# What is math?

What is Math ? Interesting article below:

https://infinityplusonemath.wordpress.com/2017/06/17/what-is-math/

• Mathematics = “that which is learned“ –(Pythagoras)

Math is not about calculation, it is understanding the nature, the universe, the philosophy (logic, intelligence – both “human” and “artificial”)…

What is Axiom, Lemma, Proposition ? Why rigorous Calculus was needed hundred years after Newton & Leibniz had invented it – “Epsilon-Delta” Analysis.

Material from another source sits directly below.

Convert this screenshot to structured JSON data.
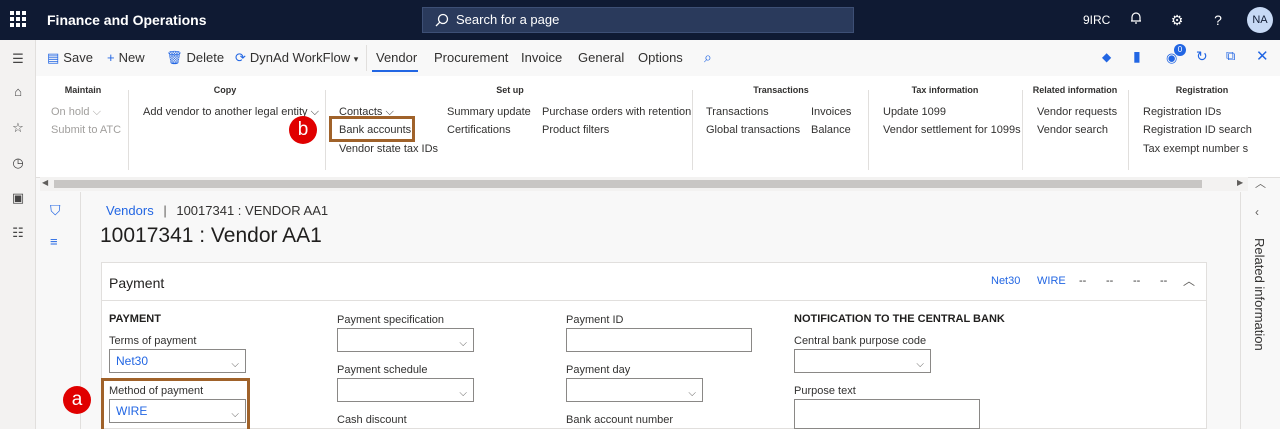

Difference between Riemann Integral & Lebesgue Integral ?

Calculus = 微积分

“尽小者大, 积微者著”
=> 見微知著

# Calculus Fundamental Technique

$D first, then \int$

This is just a simple but powerful application of Calculus, behind which lies the philosophy of Leibniz:

1. D (=dy/dx) is the inverse function of $\int$
2. Calculus Fundamental Technique: $D first, then \int$
E.g. Sherlock Holmes example:
1. D first:
dT/dt = k(T-Ts)
=> can’t solve directly
2. Take D’s inverse:
$\int {dT/(T-Ts)} = k.dt$
=> can solve now !

# Solution: Sherlock Holmes

Apply Newton’s Law of Cooling:
$dT/dt = k(T-T_s)$
$T_s =21$ (Room Temperature)
$dT/(T-T_s)= k.dt$
$\int \frac {dT}{T-T_s}=\int k.\mathrm{d}t$
$ln (T-T_s)=kt+C$
$e^{kt+C}= T-T_s$
$T= Ae^{kt} +T_s$
$A=e^{C}$
$T=Ae^{kt}+21$

At t=0, (normal body temperature)
$T_o= A + 21 =37$
=> A=16

Let t =x hour 1st temperature taken
$T(x)= 16e^{kx}+21=29$
$16e^{kx} = 8$
$e^{kx}= \frac {1}{2}$ …[1]

t = x+1 hour later

$T(x+1) =16e^{k(x+1)} + 21 = 27$
$e^{k(x+1)} = 3/8$
$e^{kx}e^{k}= 3/8$
$e^{k} = 3/4$
k = ln(3/4)

[1]: kx = ln(1/2)
x = ln(1/2) / ln(3/4)
x=2.41 hr = 2 hr 25m
Murder Time= 2am -2h25m =11:35 p.m. [QED]

# Newtonian Calculus not rigorous !

Why Newton’s Calculus Not Rigorous?

$f(x ) = \frac {x(x^2+ 5)} { x}$ …[1]

cancel x (≠0)from upper and below => $f(x )=x^2 +5$

$\mathop {\lim }\limits_{x \to 0} f(x) =x^2 +5= L=5$ …[2]

In [1]: we assume x ≠ 0, so cancel upper & lower x
But In [2]: assume x=0 to get L=5
[1] (x ≠ 0) contradicts with [2] (x = 0)

This is the weakness of Newtonian Calculus, made rigorous later by Cauchy’s ε-δ ‘Analysis’.